A Most Intangible Heritage

As I’ve been thinking about disappearing cultural heritage in Syria, my mind keeps returning to the question of the country’s music. Aleppo alone contained an astonishing wealth of musical traditions, from the dhikrs of the Sufi Muslim communities to the chants of the Armenian communities, and the chorals in Syriac– an endangered dialect of Aramaic– in the Syriac Christian communities. Before they left, the city’s Jewish population was known for baqashot, a special tradition of singing prayers on the Sabbath that was unique to the city. The city is also famous for muwashashah, an ancient form of sung poetry that tradition says originated in Andalusia, but which has been preserved in Aleppo for centuries.

A music school in Syria. From the collection of the Library of Congress, June 1905

Today, the city’s most famous musician is Sabah Fakhri, a vocalist known as the master of tarab. Though difficult to define, tarab describes a process in which something magical happens between an audience and a performer, allowing the audience to achieve what might be described as a kind of ecstasy. The process by which tarab happens is complex: it requires skilled musicians, a highly trained vocalist who sings a song differently every time he engages with it, beautiful lyrics, and an audience with enough experience in music to recognize and respond to the chemistry being created by the musicians.
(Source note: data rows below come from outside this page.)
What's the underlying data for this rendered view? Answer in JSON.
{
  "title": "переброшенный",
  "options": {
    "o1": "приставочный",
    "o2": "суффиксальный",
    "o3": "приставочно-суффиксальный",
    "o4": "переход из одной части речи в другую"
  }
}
Fakhri is famous for interacting with his audiences, for example. Aleppo itself is referred to as the “mother of tarab,” both for the quality of its musicians but also for the level of its audiences.

Yet these communities have scattered–both the musicians and their audiences. Much of the Armenian community of Aleppo is now in Armenia, though they are also in Lebanon, Europe and Canada. Sufi musicians are in the south of Turkey as well as Europe. In addition to the normal perils, many secular musicians found themselves in an impossible situation during the war. Some of them joined artists who were part of the early demonstrations against the Syrian government, and in the ensuing crackdowns they fled. Then, as Islamist groups later joined the opposition, those who remained found themselves targeted by extremist groups who disapproved of secular music. The result is that Syrian music is now in exile all over the world. Syrian musicians are performing in Paris, Holland, Germany, and Istanbul. Syrian music schools are operating in Lebanon and in refugee camps in Greece.
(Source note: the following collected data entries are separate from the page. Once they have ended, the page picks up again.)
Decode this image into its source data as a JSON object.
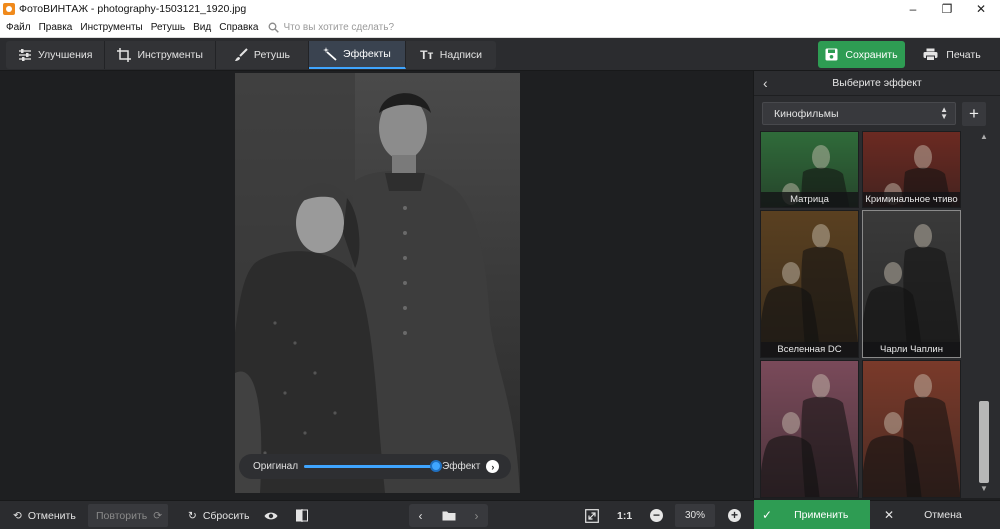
{
  "window": {
    "title": "ФотоВИНТАЖ - photography-1503121_1920.jpg",
    "minimize": "‒",
    "maximize": "❐",
    "close": "✕"
  },
  "menu": {
    "items": [
      "Файл",
      "Правка",
      "Инструменты",
      "Ретушь",
      "Вид",
      "Справка"
    ],
    "search_placeholder": "Что вы хотите сделать?"
  },
  "tabs": [
    {
      "label": "Улучшения",
      "icon": "sliders-icon"
    },
    {
      "label": "Инструменты",
      "icon": "crop-icon"
    },
    {
      "label": "Ретушь",
      "icon": "brush-icon"
    },
    {
      "label": "Эффекты",
      "icon": "magic-wand-icon",
      "active": true
    },
    {
      "label": "Надписи",
      "icon": "text-icon"
    }
  ],
  "actions": {
    "save": "Сохранить",
    "print": "Печать"
  },
  "compare": {
    "original": "Оригинал",
    "effect": "Эффект",
    "level": 1.0
  },
  "panel": {
    "title": "Выберите эффект",
    "category": "Кинофильмы",
    "effects": [
      {
        "name": "Матрица",
        "tint": "#2f6b3a"
      },
      {
        "name": "Криминальное чтиво",
        "tint": "#6b2a22"
      },
      {
        "name": "Вселенная DC",
        "tint": "#5a4020"
      },
      {
        "name": "Чарли Чаплин",
        "tint": "#3a3a3a",
        "selected": true
      },
      {
        "name": "",
        "tint": "#7a4a5a"
      },
      {
        "name": "",
        "tint": "#7a3a2a"
      }
    ]
  },
  "bottom": {
    "undo": "Отменить",
    "redo": "Повторить",
    "reset": "Сбросить",
    "ratio": "1:1",
    "zoom": "30%",
    "apply": "Применить",
    "cancel": "Отмена"
  },
  "colors": {
    "accent": "#3fa5ff",
    "green": "#2e9c53",
    "background": "#1e1f21",
    "panel": "#2b2c2f"
  }
}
Hozan Peyal, a musician from al-Hasakeh, poses in exile in Istanbul with a buzuq made in Aleppo

One positive side effect is that the world is being exposed to Syrian music in a new way. Bako mentions that the presence of Syrian musicians in Paris means there are now more music concerts of Arabic music. Each time there’s a concert, the next day French people show up in his shop, wanting to buy the oud. The Syrian Expat Orchestra in Germany, founded by Raed Jazbeh, a musician from Aleppo, now performs all over Europe, often to sold-out crowds. Kinan Azmeh, the clarinet player from Damascus, has been bringing his music to the United States. Sufi musicians from Aleppo have been recording their music in the south of Turkey, just as the Wajd ensemble is keeping Syrian Sufi music alive in Europe. Dima Orsho, the soprano, has performed in America and Europe, and the kanun player Maya Youssef is becoming well known in the United Kingdom. Twenty-one year old Rami Basisah, who became famous for smuggling his violin with him in cling film as he fled Homs and took a rubber dinghy to Europe, recently played at the Royal Albert Hall in London. Ibrahim Keivo, an Armenian musician from the al-Hasakah region and currently living in Germany, has been educating audiences on the music of Armenians, Assyrians, Kurds and Yezidis in northeastern Syria. And on and on.

It is becoming increasingly apparent that Syrian music is currently making a mark on the world music scene. Yet music is an art passed on through transmission, and it remains to be seen what will happen to the rich Syrian traditions in cities like Aleppo, now that so many of its master musicians are gone.